A prolific criminal has been jailed for over three years after terrorising three teenage boys with a Stanley knife and threatening to slit their throats during a robbery in York.
Jason Francis Smith, 48, wielded the folding blade as he demanded money from the terrified teenagers, York Crown Court heard.
Prosecutor Kelly Clarke said the three friends were making their way from the city centre towards York Hospital when Smith, who was drunk, passed them on his bike in the Union Terrace car park at about 12.20am on 23 June, 2021.
Smith rode back down the road, past the Changing Lives homeless shelter, until he was alongside the three boys.
“The defendant was aggressive and wanted to start a fight,” said Ms Clarke.
“He claimed he heard the three of them laughing about him.”
Suddenly, Smith pulled out a Stanley knife from his pocket and demanded “a tenner from each of them”.
The hooded York thug tried to get them behind the local Co-op store, but they took no heed. He then told them: “You don’t know who you’re messing with.”
He warned them that if they didn’t hand over the money, “I’ll slit all your throats”.
One of the boys crossed the road to get away from Smith and filmed the ensuing robbery of his friend on his phone.
Smith turned his anger on one boy in particular who he claimed had been laughing at him. Terrified, the victim handed him £10 from his wallet, but then Smith noticed he was wearing a Hugo Boss wristwatch and demanded he hand that over too.
“He pulled (the victim) in closer by his T-shirt,” said Ms Clarke.
“(The victim) tried to reason with him and said it had sentimental value.”
Unmoved, Smith again demanded that he hand over the £370 watch which the victim did.
“All the while, the defendant had been counting down from five, suggesting he would use the knife if the victims did not pay up,” added the prosecuting barrister.
In the event, only the boy with the designer watch handed over any money before the incident came to an end.
‘Frightening experience’
Smith was arrested and brought in for questioning the following day after being identified on CCTV.
He was charged with one count of robbery and two counts of attempted robbery and ultimately admitted the offences after initially being judged unfit to plead due to his mental state exacerbated by drug addiction.
He appeared for sentence yesterday after being remanded in a mental-health unit.
In a victim statement read out in court, one of the victims said that even now, more than three years on, “the incident still stays with me and I feel that it will always be part of me”.
He said his “first experience of staying out late alone” had turned into a “frightening experience” which had affected his mental health and “has made me a very anxious person”.

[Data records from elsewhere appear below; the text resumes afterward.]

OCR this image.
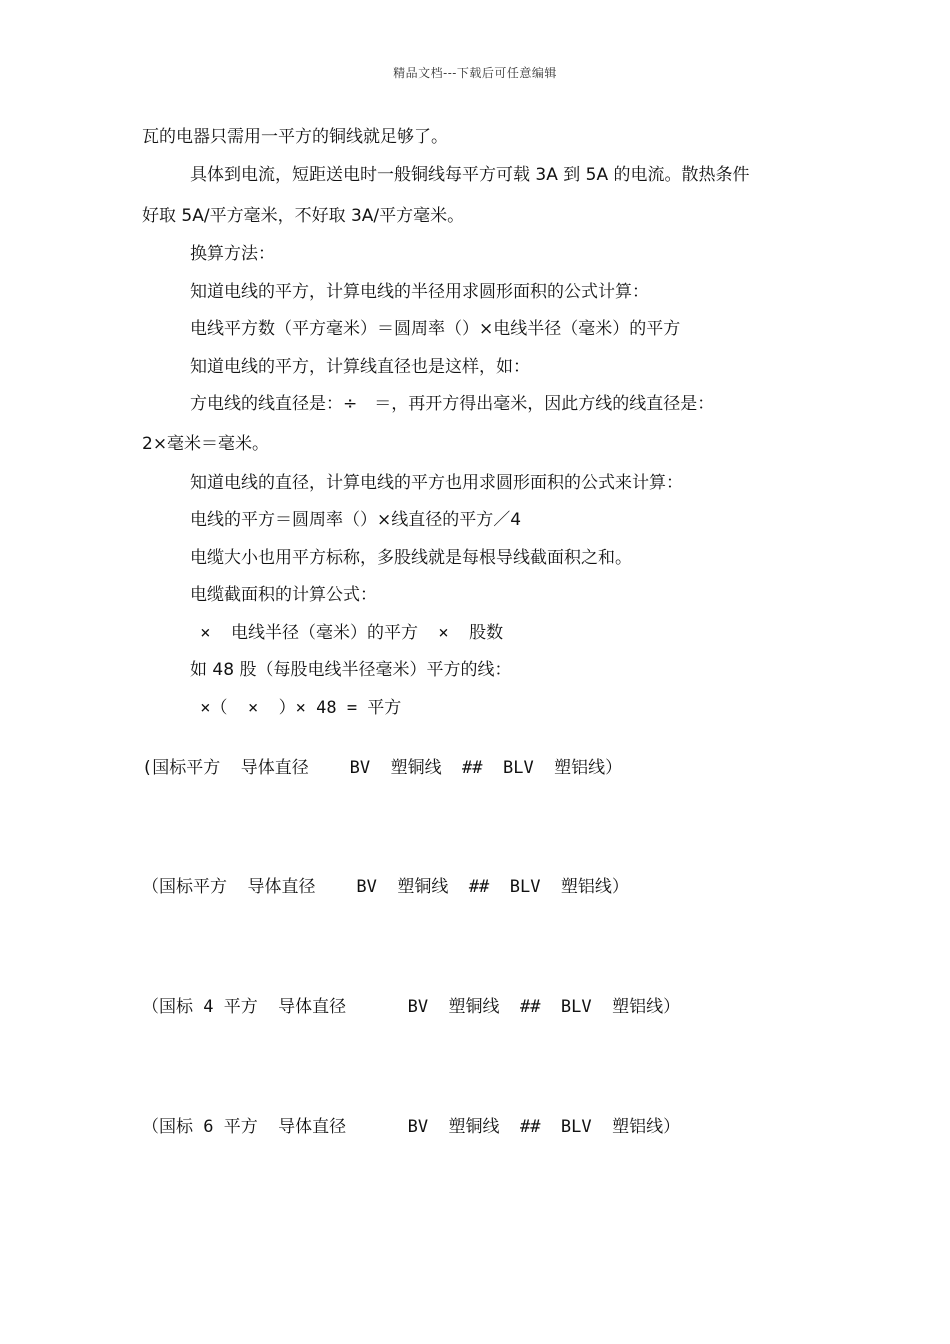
精品文档---下载后可任意编辑
瓦的电器只需用一平方的铜线就足够了。
具体到电流，短距送电时一般铜线每平方可载 3A 到 5A 的电流。散热条件
好取 5A/平方毫米，不好取 3A/平方毫米。
换算方法：
知道电线的平方，计算电线的半径用求圆形面积的公式计算：
电线平方数（平方毫米）＝圆周率（）×电线半径（毫米）的平方
知道电线的平方，计算线直径也是这样，如：
方电线的线直径是：÷　＝，再开方得出毫米，因此方线的线直径是：
2×毫米＝毫米。
知道电线的直径，计算电线的平方也用求圆形面积的公式来计算：
电线的平方＝圆周率（）×线直径的平方／4
电缆大小也用平方标称，多股线就是每根导线截面积之和。
电缆截面积的计算公式：
×  电线半径（毫米）的平方  ×  股数
如 48 股（每股电线半径毫米）平方的线：
×（  ×  ）× 48 = 平方
(国标平方  导体直径    BV  塑铜线  ##  BLV  塑铝线）
（国标平方  导体直径    BV  塑铜线  ##  BLV  塑铝线）
（国标 4 平方  导体直径      BV  塑铜线  ##  BLV  塑铝线）
（国标 6 平方  导体直径      BV  塑铜线  ##  BLV  塑铝线）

The prosecution outlined Smith’s “appalling” criminal record comprising 148 offences and including several previous robberies, burglary, handling stolen goods, stealing bicycles and carrying knives.
In 1998, he was jailed for five years for robbery and false imprisonment and in 2010 he received an eight-year prison term for attempted robbery and perverting the course of justice.
Defence barrister Zarreen Alan-Cheetham said Smith’s “appalling, shocking” record was informed by a long-standing drug habit stemming from a traumatic childhood.
She said that Smith, a father-of-one, had been taking drugs including LSD, heroin and amphetamine since his early teens and led a “chaotic lifestyle”. He was homeless at the time of robbing the teenagers.
Recorder Mr D Kelly said the three teenage boys must have been caused “psychological trauma” by being “threatened by a middle-aged man with a Stanley knife”.
He had noted reports by two consultant psychiatrists who recommended either a short hospital order with subsequent restricted and monitored release into the community or a hybrid order where Smith would serve part of his sentence in hospital and part of it in prison following treatment.
Mr Kelly said a hybrid order would be more appropriate to ensure a penal element to the sentence for such serious offences while allowing Smith to receive the treatment he needed for his mental disorder.
He said that Smith would serve the “vast majority” of the 40-month sentence in prison where he would be transferred once the treating psychiatrists were satisfied that he could be released from hospital.
However, Smith will only spend half of the entire sentence of three years and four months in a custodial setting before being released on prison licence.